NavList:
A Community Devoted to the Preservation and Practice of Celestial Navigation and Other Methods of Traditional Wayfinding
From: Frank Reed
Date: 2024 Dec 31, 10:09 -0800
Alex E., you wrote:
"In many e-bay listings, it is difficult to tell a replica from a genuine one, and most of the listings are replicas. One needs very good pictures, especially of the scale. I can send you pictures if you wish."
Me, too, please.
I would love to see pictures showing any of the details that might be useful to distinguish an original, genuine box sextant from a replica "decorative" box sextant. I would love to have one myself! If it's easier for you, email photos to me, Frank@ReedNavigation.com, and I can clean them up and post them for the group.
You've mentioned here that you get one minute of arc accuracy from your box sextant. That's excellent. Do you find that it's reliable and stable accuracy? If these compact sextants are as good as you have reported, and reliably so, then I have to wonder if there's some way to get them back into production.

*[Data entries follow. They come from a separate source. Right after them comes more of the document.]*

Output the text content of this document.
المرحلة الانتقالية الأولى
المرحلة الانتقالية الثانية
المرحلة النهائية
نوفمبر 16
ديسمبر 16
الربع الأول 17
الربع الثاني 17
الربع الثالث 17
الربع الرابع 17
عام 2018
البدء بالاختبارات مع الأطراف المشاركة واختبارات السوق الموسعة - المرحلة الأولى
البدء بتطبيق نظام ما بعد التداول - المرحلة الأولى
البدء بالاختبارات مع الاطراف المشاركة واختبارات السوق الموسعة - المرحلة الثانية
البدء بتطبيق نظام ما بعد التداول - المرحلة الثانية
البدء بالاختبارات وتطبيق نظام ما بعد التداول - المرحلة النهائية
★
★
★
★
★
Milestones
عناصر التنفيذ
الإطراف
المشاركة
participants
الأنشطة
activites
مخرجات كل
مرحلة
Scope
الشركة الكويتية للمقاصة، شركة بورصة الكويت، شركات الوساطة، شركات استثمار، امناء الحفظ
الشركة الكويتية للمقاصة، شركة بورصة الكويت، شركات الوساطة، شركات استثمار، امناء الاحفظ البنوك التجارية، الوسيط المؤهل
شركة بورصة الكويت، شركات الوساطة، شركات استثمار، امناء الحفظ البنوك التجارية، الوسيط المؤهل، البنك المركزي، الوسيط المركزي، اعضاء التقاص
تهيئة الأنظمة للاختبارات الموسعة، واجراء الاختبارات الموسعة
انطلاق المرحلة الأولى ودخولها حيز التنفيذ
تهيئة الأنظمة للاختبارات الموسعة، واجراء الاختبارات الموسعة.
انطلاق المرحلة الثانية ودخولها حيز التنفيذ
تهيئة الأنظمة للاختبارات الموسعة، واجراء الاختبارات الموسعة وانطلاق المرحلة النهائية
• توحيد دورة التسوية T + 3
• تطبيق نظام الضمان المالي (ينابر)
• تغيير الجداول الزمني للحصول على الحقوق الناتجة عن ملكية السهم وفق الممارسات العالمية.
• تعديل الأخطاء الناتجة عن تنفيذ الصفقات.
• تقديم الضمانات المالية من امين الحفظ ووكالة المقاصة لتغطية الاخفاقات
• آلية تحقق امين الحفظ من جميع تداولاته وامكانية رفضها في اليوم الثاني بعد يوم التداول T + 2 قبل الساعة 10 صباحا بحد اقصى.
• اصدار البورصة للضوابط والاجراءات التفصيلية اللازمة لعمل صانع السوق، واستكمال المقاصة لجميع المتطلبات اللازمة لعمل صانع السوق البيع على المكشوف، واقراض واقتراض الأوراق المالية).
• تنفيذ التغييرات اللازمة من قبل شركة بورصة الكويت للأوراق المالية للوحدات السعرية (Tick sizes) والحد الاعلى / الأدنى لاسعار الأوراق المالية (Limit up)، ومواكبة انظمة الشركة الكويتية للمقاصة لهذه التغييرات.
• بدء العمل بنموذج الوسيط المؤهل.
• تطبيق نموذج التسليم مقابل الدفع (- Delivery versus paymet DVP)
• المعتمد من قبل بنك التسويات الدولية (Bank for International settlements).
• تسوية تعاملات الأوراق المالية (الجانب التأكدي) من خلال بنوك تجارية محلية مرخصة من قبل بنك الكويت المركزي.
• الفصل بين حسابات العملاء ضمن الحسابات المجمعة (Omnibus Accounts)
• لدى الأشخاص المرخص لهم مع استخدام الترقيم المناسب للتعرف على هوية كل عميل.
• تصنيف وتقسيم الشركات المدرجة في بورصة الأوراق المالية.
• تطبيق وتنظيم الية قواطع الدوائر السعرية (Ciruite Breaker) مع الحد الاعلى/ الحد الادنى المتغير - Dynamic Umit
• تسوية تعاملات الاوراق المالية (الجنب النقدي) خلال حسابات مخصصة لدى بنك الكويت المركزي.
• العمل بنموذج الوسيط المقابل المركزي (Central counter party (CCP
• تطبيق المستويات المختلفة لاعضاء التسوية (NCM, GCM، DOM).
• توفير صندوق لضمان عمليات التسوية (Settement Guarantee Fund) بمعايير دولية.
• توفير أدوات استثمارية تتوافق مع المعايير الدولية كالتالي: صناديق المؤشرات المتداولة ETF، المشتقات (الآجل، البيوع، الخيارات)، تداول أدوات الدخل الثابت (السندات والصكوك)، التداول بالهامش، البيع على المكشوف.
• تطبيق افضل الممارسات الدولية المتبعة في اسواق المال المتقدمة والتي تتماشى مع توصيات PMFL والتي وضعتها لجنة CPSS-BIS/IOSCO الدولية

What allows and enables such accuracy in such a small, convenient sextant?
There's some good background and a few nice photos on Bill Morris's Nautical Sextant website here: https://sextantbook.com/2010/01/07/a-box-sextant/. Coincidentally, this article dates from just about 15 years ago, which is a match for your story, too, Alex. I suppose there were a few nice antiques bouncing around the market back in 2009/2010!